Inspecting and Editing Knowledge Representations in Language Models
This work addresses the need for fine-grained inspection and control of knowledge in language models, which is crucial for improving reliability and interpretability in AI applications, though it is incremental in linking existing techniques.
The authors tackled the problem of understanding and modifying knowledge representations in language models by developing REMEDI, a method that maps natural language statements to fact encodings, enabling editing of LM outputs to align with new facts and probing to predict conflicts with background knowledge.

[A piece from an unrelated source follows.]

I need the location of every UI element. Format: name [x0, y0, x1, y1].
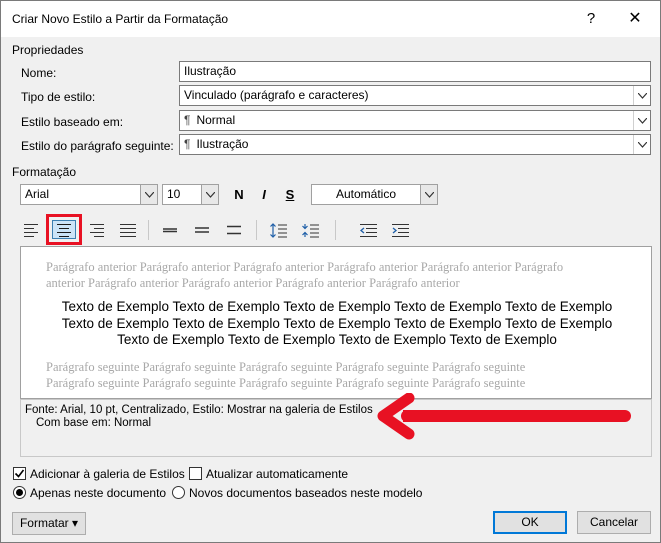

Neural language models (LMs) represent facts about the world described by text. Sometimes these facts derive from training data (in most LMs, a representation of the word "banana" encodes the fact that bananas are fruits). Sometimes facts derive from input text itself (a representation of the sentence "I poured out the bottle" encodes the fact that the bottle became empty). We describe REMEDI, a method for learning to map statements in natural language to fact encodings in an LM's internal representation system. REMEDI encodings can be used as knowledge editors: when added to LM hidden representations, they modify downstream generation to be consistent with new facts. REMEDI encodings may also be used as probes: when compared to LM representations, they reveal which properties LMs already attribute to mentioned entities, in some cases making it possible to predict when LMs will generate outputs that conflict with background knowledge or input text. REMEDI thus links work on probing, prompting, and LM editing, and offers steps toward general tools for fine-grained inspection and control of knowledge in LMs.